We can get a simpler view of this analysis by collapsing the utterances across speakers, and simply show for each character as a referent, the sentiment of speech about them from all speakers.

# Plot
sentiment %>% 
    group_by(referent) %>% 
    mutate(M = mean(sentiment)) %>% 
    ggplot(aes(x = sentiment, y = fct_reorder(referent, M), 
               fill = referent)) +
    geom_density_ridges() +
    geom_vline(xintercept = 0, linetype = "dashed") +
    scale_fill_viridis_d(guide = FALSE) +
    scale_x_continuous(breaks = seq(-10, 15, by = 5), 
                       minor_breaks = seq(-10, 16, by = 1), 
                       limits = c(-10, 16)) +
    theme_minimal() +
    labs(y = "Referent", x = "Sentiment", 
         title = "The Office favorites",
         subtitle = "Average sentiments of 
         utterances involving main characters")

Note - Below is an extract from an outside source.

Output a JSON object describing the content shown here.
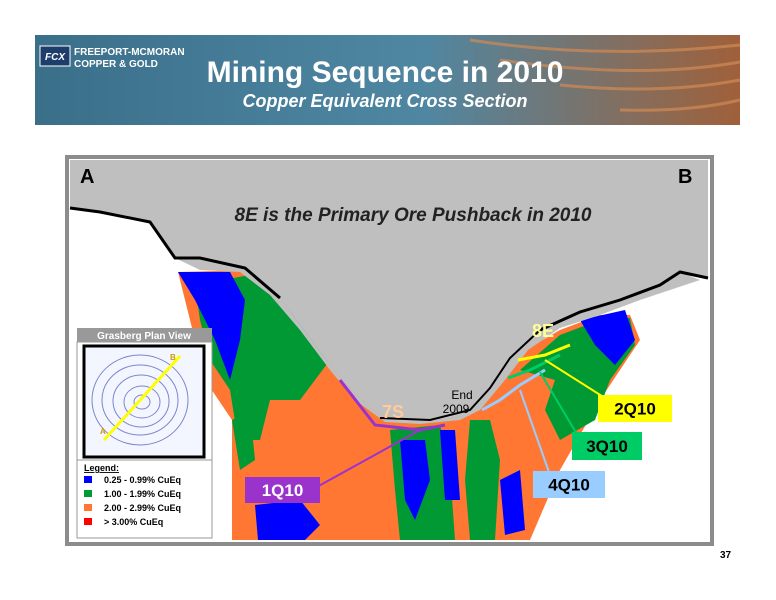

Note who is at the bottom. Oh Toby, why are you the way that you are?


  1. It’s pretty widely acknowledged that the show’s quality declined over time, and I do find later seasons (without Michael) to be kind of a slog. But one indicator of this I’ve realized in rewatching The Office is that most of the most quotable lines are heavily concentrated in the first couple of seasons! The writers peaked early with the memorable dialogue.

  2. Since only a few character-referent combinations had a high number of mentions, I visualized log(mentions), to allow greater discriminability between values in the lower end of the scale.

  3. The majority of each character’s words are not contained in the corpus, and can be considered “neutral” (a rating of zero).